Smoking ban rightfully includes private vehicles
The Everett Community College Board of Trustees on Tuesday night approved a campus ban on the use of tobacco products. The policy, which starts September 1, includes prohibiting tobacco "usage in any vehicle parked on College property." In other words, students can't go out to their cars to smoke.
That may seem excessive, but Patrick Sisneros, Everett vice president of college services, says that without the vehicle restriction, the parking lots would become the de facto designated smoking areas and a total tobacco ban would be too difficult to enforce.
Sisneros said that making the campus tobacco free may be an inconvenience to some smokers, but "if we nudge some people to quit or not start" that's consistent with the role the college already plays in improving students' health.
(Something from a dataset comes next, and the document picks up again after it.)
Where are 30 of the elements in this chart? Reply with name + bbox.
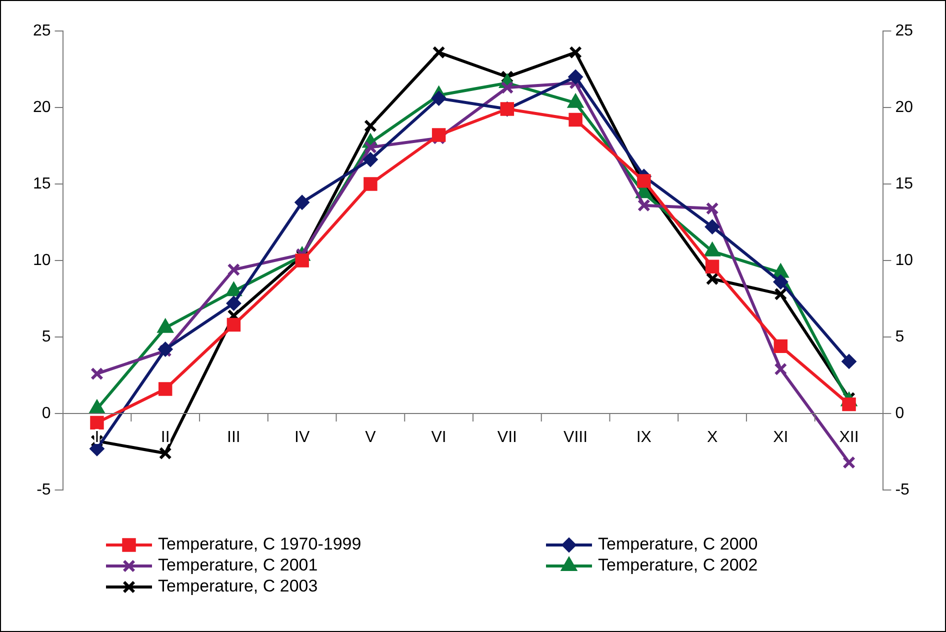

"We have a new fitness center and are building a new nursing and health sciences building," he said. Having designated smoking areas, whether in cars or covered kiosks, doesn't fit in anymore.
"There's a larger issue here in using education to influence people's health and working toward bringing down health care costs," Sisneros said.
Everett becomes the fourth community college in the state to adopt a tobacco ban. At Clark College in Vancouver, tobacco use is "is not permitted within the perimeter of any Clark College property." Lower Columbia College in Longview and South Puget Sound College ban tobacco use except in private vehicles.
The action by the Everett board of trustees takes the tobacco ban to its logical conclusion and sends the right message to its students. A tobacco free campus should be just that, tobacco free.
(Full disclosure: I'm a former smoker who teaches an online class at Everett Community College. The last thing I want to see when I get out of my car in the parking lot is a pile of cigarette butts and ashes that some smoker has dumped there. So double hooray for the trustees.)